The report tracked consumption of children and teens from 2005 to 2008, and it seems that more of the calorie intake comes from sugar added to food, rather than drinks, which might seem surprising. The figures show 59% coming from foods and 41% coming from drinks. Consumption occurred more at home: fifty four percent for beverages and sixty six percent for foods, meaning that regular prepackaged super market foods, are at least as much to blame as restaurants and fast food retailers.
Breaking down the values between boys and girls, showed boys consuming more sugars and although girls had a lower calorific intake than boys, their overall consumption was similar. The sugar habit seems to be adopted later in life with preschoolers consuming less sugar than their older peers. Interestingly, the Mexican-American children and adolescents had a lower consumption of sugars than their Caucasian and Black counterparts, perhaps due to the home cooking and dietary traditions running stronger in Latin families.
Probably due to its low cost and wide spread appeal, sugar seems to be loved by all income classes alike, as researchers found little difference in intake based on the poverty income ratio.
Cynthia Ogden, senior author on the report and an epidemiologist with the National Center for Health Statistics, part of the Centers for Disease Control and Prevention said:
"Soda consumption is high, but we shouldn't lose sight of the added sugars in foods such as muffins, cookies, sugar-sweetened cereals and pasta sauces ... Many processed foods have added sugars. Those foods contribute more than the beverages."
A previous government report also by Ogden, showed that teens who drink soda, energy drinks and other sugary beverages taking on board around 327 calories a day from them alone. It's of concern, as a diet high in pure sugars has been linked to an array of health issues from obesity to high blood pressure, heart disease and stroke, and the problem is far from contained, with one third of children in the US, and around a fifth of children in other countries, such as France classified as obese.
Rachel Johnson, a spokeswoman for the heart association and a nutrition professor at the University of Vermont commented that a limit of 100 to 150 calories per day from added sugars should apply to children. She continues :
"I continue to be amazed at the added sugars that Americans are consuming ... Added sugars do one of two things ... they either displace nutritious foods in the diet or add empty calories. Most of us don't have room in our diets for this many calories from added sugars."
The findings are published in the National Health and Nutrition Examination Survey and it is considered the benchmark for dietary habits, because the data is collected from more than 7000 direct interviews between 2005 and 2008.

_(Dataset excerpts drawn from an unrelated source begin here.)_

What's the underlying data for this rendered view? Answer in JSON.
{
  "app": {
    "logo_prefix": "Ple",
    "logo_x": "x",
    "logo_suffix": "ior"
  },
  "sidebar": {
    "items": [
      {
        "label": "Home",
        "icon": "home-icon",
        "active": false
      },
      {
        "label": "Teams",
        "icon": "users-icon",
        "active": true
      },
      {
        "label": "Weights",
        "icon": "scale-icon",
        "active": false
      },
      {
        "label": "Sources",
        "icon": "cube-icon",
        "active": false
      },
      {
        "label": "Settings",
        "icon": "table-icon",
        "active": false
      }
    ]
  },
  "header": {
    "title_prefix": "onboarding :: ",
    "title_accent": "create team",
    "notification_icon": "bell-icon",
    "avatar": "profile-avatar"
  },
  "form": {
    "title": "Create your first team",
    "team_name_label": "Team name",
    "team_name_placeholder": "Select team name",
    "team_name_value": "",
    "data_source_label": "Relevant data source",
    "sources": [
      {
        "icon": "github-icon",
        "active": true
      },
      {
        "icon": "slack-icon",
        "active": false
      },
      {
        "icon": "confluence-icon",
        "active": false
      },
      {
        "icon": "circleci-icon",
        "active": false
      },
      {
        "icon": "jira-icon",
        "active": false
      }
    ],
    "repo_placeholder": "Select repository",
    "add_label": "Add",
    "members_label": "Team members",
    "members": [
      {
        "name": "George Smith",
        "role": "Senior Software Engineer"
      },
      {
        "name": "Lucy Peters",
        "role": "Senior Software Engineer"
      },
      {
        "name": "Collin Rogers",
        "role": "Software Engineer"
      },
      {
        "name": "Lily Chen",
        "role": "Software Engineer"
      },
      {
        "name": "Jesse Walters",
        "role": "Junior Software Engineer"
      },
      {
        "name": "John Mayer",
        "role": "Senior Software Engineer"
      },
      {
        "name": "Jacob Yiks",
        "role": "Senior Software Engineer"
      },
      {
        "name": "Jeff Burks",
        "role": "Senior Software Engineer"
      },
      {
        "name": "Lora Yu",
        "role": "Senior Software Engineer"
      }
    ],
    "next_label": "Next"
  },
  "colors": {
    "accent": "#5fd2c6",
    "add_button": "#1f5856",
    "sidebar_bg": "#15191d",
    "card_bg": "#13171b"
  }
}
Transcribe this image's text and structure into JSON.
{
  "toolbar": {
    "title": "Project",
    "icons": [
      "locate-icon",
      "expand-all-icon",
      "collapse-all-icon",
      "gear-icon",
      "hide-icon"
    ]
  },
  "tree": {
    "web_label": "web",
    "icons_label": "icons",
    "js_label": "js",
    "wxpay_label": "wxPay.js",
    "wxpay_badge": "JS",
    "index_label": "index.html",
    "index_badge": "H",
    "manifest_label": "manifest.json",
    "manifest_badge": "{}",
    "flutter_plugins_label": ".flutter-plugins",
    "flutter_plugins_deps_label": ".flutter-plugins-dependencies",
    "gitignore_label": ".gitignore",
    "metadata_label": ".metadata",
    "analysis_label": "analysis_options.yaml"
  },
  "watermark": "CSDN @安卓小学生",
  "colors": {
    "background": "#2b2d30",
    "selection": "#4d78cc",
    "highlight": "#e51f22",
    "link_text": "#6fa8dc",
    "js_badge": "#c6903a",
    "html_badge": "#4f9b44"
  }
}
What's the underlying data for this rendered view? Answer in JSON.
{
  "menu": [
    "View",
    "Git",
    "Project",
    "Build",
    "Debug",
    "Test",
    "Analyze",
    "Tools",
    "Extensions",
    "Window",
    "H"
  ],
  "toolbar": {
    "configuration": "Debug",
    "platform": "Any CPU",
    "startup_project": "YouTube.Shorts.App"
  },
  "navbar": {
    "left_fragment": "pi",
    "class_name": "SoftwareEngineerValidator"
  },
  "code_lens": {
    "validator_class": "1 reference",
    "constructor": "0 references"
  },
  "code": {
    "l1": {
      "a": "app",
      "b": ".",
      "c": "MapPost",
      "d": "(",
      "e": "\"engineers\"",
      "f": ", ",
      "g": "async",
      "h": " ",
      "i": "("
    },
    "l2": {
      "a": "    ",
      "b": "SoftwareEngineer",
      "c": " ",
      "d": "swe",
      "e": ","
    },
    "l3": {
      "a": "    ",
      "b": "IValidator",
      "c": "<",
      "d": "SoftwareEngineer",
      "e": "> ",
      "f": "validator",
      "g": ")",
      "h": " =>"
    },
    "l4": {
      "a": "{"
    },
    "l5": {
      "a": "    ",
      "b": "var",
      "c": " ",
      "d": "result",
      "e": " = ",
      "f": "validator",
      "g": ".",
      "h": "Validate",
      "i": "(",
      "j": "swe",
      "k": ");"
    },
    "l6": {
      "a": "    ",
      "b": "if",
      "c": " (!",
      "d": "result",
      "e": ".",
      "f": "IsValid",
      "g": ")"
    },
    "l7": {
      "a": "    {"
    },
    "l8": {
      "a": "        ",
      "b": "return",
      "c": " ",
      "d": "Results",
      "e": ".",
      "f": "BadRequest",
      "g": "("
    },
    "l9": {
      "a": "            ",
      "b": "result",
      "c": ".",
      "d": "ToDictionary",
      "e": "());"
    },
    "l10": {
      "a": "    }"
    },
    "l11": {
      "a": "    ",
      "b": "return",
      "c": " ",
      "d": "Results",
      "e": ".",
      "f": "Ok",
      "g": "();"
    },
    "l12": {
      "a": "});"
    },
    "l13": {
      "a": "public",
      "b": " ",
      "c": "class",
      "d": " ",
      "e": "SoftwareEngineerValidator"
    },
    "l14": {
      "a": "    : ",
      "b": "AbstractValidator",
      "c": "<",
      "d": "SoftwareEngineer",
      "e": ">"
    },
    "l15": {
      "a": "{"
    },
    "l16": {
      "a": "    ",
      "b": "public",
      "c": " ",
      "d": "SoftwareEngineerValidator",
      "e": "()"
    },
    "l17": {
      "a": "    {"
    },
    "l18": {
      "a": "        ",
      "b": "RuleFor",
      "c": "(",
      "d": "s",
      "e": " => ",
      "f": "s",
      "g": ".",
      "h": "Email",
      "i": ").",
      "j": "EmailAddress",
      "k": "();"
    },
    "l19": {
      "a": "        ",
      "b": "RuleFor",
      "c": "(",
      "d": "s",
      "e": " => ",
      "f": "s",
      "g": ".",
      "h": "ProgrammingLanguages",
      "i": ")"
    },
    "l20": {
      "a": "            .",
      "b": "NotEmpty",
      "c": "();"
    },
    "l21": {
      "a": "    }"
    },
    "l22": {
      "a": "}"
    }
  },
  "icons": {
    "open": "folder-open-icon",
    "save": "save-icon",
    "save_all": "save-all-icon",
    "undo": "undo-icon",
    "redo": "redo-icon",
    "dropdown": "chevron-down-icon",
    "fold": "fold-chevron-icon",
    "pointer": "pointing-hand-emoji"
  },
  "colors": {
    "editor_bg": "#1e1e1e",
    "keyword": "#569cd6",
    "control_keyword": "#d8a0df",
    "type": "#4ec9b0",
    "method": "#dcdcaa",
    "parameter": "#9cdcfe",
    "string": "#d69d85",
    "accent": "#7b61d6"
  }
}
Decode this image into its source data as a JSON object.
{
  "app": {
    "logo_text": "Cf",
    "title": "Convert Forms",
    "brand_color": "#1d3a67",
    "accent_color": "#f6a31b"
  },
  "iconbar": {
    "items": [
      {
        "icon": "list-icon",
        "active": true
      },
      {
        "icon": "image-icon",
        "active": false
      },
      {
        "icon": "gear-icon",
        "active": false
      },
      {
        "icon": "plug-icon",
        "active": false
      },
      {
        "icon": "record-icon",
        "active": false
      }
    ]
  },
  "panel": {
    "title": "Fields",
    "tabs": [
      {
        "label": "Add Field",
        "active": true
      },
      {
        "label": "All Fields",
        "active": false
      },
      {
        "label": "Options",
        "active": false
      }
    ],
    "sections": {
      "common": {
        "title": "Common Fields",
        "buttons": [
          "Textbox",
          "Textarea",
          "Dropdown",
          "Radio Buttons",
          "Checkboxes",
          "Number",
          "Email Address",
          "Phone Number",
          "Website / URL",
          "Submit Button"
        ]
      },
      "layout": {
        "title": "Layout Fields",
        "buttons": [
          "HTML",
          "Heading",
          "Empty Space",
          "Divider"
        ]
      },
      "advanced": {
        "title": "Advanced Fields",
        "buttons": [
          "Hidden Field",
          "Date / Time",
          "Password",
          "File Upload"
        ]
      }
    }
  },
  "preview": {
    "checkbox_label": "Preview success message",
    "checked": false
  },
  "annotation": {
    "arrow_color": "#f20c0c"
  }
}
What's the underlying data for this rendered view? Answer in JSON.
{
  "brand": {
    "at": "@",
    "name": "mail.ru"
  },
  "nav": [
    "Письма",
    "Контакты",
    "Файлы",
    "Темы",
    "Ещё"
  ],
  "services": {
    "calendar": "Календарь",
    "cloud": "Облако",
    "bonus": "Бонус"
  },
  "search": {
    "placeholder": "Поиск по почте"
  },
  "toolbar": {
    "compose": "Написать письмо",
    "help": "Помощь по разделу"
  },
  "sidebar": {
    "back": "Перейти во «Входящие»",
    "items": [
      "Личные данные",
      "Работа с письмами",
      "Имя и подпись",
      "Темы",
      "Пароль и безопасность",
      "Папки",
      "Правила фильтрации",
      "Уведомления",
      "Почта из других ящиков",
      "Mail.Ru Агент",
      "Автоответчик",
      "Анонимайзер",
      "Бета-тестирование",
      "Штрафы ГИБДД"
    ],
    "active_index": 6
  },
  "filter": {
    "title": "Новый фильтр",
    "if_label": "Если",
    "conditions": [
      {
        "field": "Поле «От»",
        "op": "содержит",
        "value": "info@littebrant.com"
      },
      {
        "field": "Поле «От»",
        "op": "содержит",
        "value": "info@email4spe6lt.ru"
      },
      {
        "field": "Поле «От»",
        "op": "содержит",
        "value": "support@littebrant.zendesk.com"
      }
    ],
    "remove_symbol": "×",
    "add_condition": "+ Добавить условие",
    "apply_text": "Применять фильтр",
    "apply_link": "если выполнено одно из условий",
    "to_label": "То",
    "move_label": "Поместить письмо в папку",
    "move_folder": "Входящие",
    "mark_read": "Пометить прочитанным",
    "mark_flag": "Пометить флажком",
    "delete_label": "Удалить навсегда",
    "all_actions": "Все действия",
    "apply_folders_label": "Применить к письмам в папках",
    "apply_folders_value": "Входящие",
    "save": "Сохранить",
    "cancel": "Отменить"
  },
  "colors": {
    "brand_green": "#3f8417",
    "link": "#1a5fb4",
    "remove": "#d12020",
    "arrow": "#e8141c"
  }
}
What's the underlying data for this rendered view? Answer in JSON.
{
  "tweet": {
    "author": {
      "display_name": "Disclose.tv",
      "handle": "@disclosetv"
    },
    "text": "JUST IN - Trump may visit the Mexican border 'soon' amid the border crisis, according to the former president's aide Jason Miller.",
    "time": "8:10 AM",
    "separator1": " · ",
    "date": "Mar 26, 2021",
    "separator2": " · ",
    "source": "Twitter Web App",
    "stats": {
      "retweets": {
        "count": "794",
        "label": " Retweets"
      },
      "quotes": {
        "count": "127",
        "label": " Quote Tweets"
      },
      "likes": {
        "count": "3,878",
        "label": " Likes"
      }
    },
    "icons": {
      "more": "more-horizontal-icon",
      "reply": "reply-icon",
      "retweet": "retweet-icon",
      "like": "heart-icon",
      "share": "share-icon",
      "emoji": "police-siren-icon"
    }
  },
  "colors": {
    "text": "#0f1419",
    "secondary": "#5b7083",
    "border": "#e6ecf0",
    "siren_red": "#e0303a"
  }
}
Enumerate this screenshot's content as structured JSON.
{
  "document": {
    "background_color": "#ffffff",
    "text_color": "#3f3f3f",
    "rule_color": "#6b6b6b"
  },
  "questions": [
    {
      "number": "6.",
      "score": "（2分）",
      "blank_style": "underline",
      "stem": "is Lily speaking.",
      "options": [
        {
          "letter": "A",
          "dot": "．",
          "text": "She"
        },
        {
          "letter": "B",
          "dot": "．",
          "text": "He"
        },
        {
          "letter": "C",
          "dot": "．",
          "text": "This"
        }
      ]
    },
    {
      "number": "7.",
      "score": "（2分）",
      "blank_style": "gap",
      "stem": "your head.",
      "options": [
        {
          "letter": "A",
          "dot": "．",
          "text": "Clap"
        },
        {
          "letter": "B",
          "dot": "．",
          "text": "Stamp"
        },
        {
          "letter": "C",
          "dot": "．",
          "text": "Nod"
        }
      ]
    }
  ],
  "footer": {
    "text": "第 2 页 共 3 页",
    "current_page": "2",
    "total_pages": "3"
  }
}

The push against refined sugar consumption makes sense when you think into the genetics and history of the human existence and a new diet, known as the Caveman or Paleolithic diet, has been hitting the media lately. It advocates for a diet higher in protein and meat, with vegetables and fruits. It contains little refined sugars or processed cereals, which were simply not available to our ancestors. The theory that the human body is simply not designed to consume processed sugars seems to hold water when looking at all the 'sugary' health issues that are becoming clearer, as researchers gather more data.
To make matters clear, it's worth considering that the average American now consumes some three pounds of sugar per week, against only 5 pounds per year, at the turn of the last century. It's hardly surprising that the rates of chronic health issues, such as diabetes and cancer, are going through the roof, with this radical change of diet that has occurred. Imagine sitting three pounds of white sugar on the breakfast table of a Monday and spooning down nearly ½ a pound of it every morning. It doesn't take a genius to understand the effects that might have on your health.